Uit de enquêtes van partijen blijkt dat psychiaters nog steeds veel administratieve last ervaren. Dit heeft ontegenzeglijk invloed op de beleving van het beroep van psychiater en het werkplezier. Met het programma (Ont)Regel de zorg wordt actie ondernomen om de regeldruk te verlagen en zo het beroep van zorgverlener/ psychiater in de ggz aantrekkelijker te maken. Dit draagt ook bij aan het oplossen van de huidige problematiek. Met de brief ‘Voortgang programma (Ont)Regel de zorg’ (Kamerstukken II 2019/2020, 29515, nr. 441) bent u op 4 oktober 2019 bericht over de voortgang daarvan.

Contractering

Ik ga het gesprek aan met verzekeraars en aanbieders over hoe zij de invulling van ANW-diensten kunnen meenemen in de contractering, net zoals dat met het thema wachttijden gebeurt. Voordat ik samen met deze partijen bekijk hoe dit een plek kan krijgen in de contractering, moet echter scherp zijn waar het probleem precies zit. Ik bezoek regelmatig zelf ggz-instellingen en vraag dan ook naar de invulling van de ANW-diensten.
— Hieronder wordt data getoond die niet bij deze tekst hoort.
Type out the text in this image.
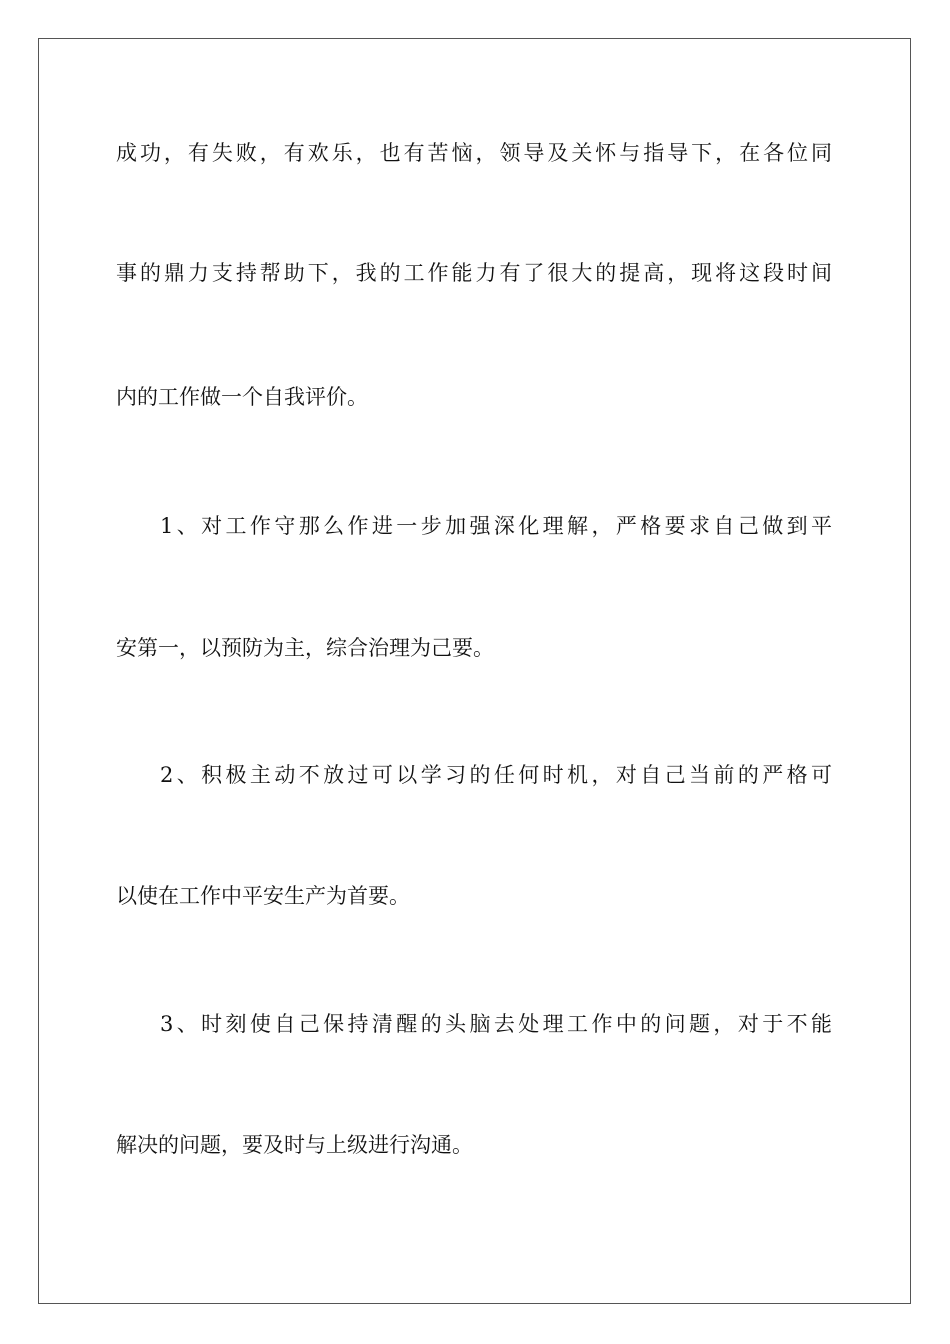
成功，有失败，有欢乐，也有苦恼，领导及关怀与指导下，在各位同
事的鼎力支持帮助下，我的工作能力有了很大的提高，现将这段时间
内的工作做一个自我评价。
1、对工作守那么作进一步加强深化理解，严格要求自己做到平
安第一，以预防为主，综合治理为己要。
2、积极主动不放过可以学习的任何时机，对自己当前的严格可
以使在工作中平安生产为首要。
3、时刻使自己保持清醒的头脑去处理工作中的问题，对于不能
解决的问题，要及时与上级进行沟通。
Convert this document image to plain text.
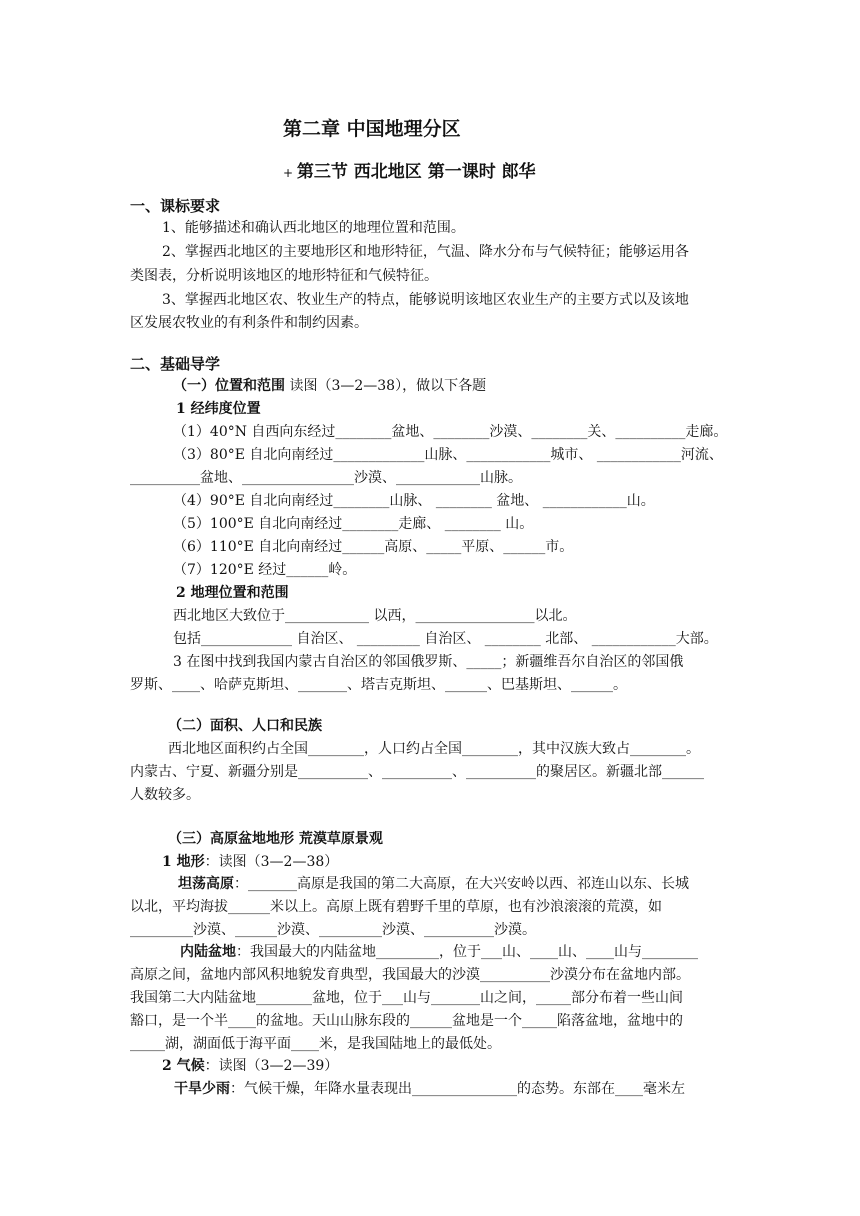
第二章 中国地理分区
+ 第三节 西北地区 第一课时 郎华
一、课标要求
1、能够描述和确认西北地区的地理位置和范围。
2、掌握西北地区的主要地形区和地形特征，气温、降水分布与气候特征；能够运用各
类图表，分析说明该地区的地形特征和气候特征。
3、掌握西北地区农、牧业生产的特点，能够说明该地区农业生产的主要方式以及该地
区发展农牧业的有利条件和制约因素。
二、基础导学
（一）位置和范围 读图（3—2—38），做以下各题
1 经纬度位置
（1）40°N 自西向东经过________盆地、________沙漠、________关、__________走廊。
（3）80°E 自北向南经过_____________山脉、____________城市、 ____________河流、
__________盆地、________________沙漠、____________山脉。
（4）90°E 自北向南经过________山脉、 ________ 盆地、 ____________山。
（5）100°E 自北向南经过________走廊、 ________ 山。
（6）110°E 自北向南经过______高原、_____平原、______市。
（7）120°E 经过______岭。
2 地理位置和范围
西北地区大致位于____________ 以西，_________________以北。
包括_____________ 自治区、 _________ 自治区、 ________ 北部、 ____________大部。
3 在图中找到我国内蒙古自治区的邻国俄罗斯、_____；新疆维吾尔自治区的邻国俄
罗斯、____、哈萨克斯坦、_______、塔吉克斯坦、______、巴基斯坦、______。
（二）面积、人口和民族
西北地区面积约占全国________，人口约占全国________，其中汉族大致占________。
内蒙古、宁夏、新疆分别是__________、__________、__________的聚居区。新疆北部______
人数较多。
（三）高原盆地地形 荒漠草原景观
1 地形：读图（3—2—38）
坦荡高原：_______高原是我国的第二大高原，在大兴安岭以西、祁连山以东、长城
以北，平均海拔______米以上。高原上既有碧野千里的草原，也有沙浪滚滚的荒漠，如
_________沙漠、______沙漠、_________沙漠、__________沙漠。
内陆盆地：我国最大的内陆盆地_________，位于___山、____山、____山与________
高原之间，盆地内部风积地貌发育典型，我国最大的沙漠__________沙漠分布在盆地内部。
我国第二大内陆盆地________盆地，位于___山与_______山之间，_____部分布着一些山间
豁口，是一个半____的盆地。天山山脉东段的______盆地是一个_____陷落盆地，盆地中的
_____湖，湖面低于海平面____米，是我国陆地上的最低处。
2 气候：读图（3—2—39）
干旱少雨：气候干燥，年降水量表现出_______________的态势。东部在____毫米左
Dan wordt vaak niet duidelijk of er een probleem is en als dat er wel is, waar dat dan precies in zit. Dat maakt een gedegen analyse des te belangrijker: wat is de omvang van het probleem, waar manifesteert het zich en wat is de precieze oorzaak? Daar wil ik begin 2020 via de regiobijeenkomsten eerst antwoorden op krijgen vanuit de sector.

Wettelijk kader

Naar aanleiding van de motie (Kamerstukken II 2018/2019, 25424, nr. 466) heb ik een verkenning gedaan naar de mogelijkheden van een wettelijk kader om te bewerkstelligen dat alle psychiaters deelnemen aan ANW-diensten.
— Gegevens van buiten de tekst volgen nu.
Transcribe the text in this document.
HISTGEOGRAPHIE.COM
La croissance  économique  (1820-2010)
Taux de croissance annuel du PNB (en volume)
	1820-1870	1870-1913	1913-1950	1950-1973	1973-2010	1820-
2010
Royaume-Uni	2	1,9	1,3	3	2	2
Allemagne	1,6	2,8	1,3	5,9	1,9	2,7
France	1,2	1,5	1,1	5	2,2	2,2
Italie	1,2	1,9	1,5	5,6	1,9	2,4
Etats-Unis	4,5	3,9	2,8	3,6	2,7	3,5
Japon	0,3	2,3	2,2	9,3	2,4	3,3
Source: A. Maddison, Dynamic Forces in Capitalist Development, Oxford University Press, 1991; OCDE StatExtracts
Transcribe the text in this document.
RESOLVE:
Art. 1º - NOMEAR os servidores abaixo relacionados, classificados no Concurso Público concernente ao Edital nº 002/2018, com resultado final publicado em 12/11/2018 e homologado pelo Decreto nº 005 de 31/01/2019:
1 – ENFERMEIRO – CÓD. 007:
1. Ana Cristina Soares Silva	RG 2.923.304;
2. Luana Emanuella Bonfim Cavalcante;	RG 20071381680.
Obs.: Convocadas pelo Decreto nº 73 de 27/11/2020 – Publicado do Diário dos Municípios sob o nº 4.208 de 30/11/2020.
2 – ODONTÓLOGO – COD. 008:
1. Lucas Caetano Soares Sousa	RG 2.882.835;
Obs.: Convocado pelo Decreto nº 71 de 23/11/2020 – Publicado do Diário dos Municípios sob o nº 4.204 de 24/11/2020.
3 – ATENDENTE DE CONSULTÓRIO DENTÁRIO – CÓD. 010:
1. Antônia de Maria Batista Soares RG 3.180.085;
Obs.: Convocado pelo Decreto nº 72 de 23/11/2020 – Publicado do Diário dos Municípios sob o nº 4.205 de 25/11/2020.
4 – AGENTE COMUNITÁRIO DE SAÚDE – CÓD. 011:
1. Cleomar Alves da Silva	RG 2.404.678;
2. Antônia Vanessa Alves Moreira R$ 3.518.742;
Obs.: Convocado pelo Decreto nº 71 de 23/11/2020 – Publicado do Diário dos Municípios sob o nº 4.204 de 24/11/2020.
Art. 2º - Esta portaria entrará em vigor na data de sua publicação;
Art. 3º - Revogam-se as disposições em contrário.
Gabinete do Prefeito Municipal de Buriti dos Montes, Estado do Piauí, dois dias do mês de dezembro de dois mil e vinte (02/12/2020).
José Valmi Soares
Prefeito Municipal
Bij een effectief wettelijk kader zal de regelgeving moeten voorzien in:

a)  Een verplichting voor psychiaters om te participeren in ANW–diensten;
b)  Een aanwijzing aan aanbieders, waar ANW-diensten deel uitmaken van de bedrijfsvoering, dat zij niet alleen ANW-diensten verzorgen, maar ook verplicht zijn psychiaters toe te laten tot de ANW-diensten;
c)  Een normstelling over de omvang van de participatie in de ANW-diensten;
d)  Een sanctiestelsel, het toezicht op en de handhaving van de naleving van de wettelijke verplichting.
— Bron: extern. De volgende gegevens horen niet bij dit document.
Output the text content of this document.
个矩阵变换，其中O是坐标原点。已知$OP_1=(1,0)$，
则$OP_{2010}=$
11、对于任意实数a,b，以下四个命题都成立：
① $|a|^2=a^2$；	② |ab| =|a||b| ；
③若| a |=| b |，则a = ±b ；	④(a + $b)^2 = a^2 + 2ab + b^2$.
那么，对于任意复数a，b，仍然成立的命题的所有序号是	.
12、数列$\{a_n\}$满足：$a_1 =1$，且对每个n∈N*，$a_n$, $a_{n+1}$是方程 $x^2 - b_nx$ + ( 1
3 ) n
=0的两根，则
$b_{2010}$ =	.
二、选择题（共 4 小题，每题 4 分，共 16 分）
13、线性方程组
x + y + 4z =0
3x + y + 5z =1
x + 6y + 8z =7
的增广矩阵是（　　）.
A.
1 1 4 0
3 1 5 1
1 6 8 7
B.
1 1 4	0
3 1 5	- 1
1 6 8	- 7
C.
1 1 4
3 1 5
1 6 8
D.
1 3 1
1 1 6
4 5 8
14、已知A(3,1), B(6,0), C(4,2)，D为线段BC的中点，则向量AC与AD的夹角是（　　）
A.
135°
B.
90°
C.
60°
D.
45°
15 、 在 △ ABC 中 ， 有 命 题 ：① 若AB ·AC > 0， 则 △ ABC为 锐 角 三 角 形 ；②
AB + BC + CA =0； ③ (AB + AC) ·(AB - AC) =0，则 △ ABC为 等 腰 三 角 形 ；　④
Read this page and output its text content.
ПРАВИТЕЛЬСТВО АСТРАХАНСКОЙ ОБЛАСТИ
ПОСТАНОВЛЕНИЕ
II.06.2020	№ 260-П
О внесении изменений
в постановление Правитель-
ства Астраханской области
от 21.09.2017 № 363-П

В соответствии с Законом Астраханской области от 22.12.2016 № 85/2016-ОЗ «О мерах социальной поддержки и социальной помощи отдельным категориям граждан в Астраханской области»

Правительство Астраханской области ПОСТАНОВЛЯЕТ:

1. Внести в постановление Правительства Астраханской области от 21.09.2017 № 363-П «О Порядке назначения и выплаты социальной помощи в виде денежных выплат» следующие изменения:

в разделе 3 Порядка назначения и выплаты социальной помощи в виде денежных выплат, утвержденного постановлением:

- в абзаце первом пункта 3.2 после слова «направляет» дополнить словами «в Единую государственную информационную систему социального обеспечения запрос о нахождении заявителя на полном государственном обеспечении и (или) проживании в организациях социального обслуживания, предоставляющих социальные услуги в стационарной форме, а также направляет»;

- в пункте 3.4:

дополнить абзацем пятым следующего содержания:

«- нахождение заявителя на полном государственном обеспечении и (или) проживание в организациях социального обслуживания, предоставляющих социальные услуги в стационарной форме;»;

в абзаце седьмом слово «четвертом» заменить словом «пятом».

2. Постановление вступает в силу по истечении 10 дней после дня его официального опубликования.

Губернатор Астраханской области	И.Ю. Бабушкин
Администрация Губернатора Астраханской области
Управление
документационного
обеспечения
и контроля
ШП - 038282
Meer concreet betekent dit dat onderstaande punten in ieder geval verder zouden moeten worden uitgewerkt:
Ad a Psychiaters zullen verplicht moeten worden te participeren in een ANW- dienst. Het beroep van arts is gereguleerd in de Wet BIG. Het beroep van psychiater, dat een specialisme is van het beroep van arts, is dat echter niet. De regulering van de specialismen gebeurt door de beroepsverenigingen op basis van door de minister MZS goedgekeurde, privaatrechtelijke reglementen. Een psychiater moet daardoor niet alleen als arts in het BIG-register zijn geregistreerd, maar ook als psychiater in het register van zijn beroepsvereniging. De minister MZS erkent de titel, waardoor deze beschermd wordt. Om verplichtingen aan psychiaters op te leggen, zou de wet meer zeggenschap moeten krijgen over het verenigingsregister van de psychiaters. Voor psychiaters zou in dat geval een ander regime gaan gelden van voor de andere erkende specialismen.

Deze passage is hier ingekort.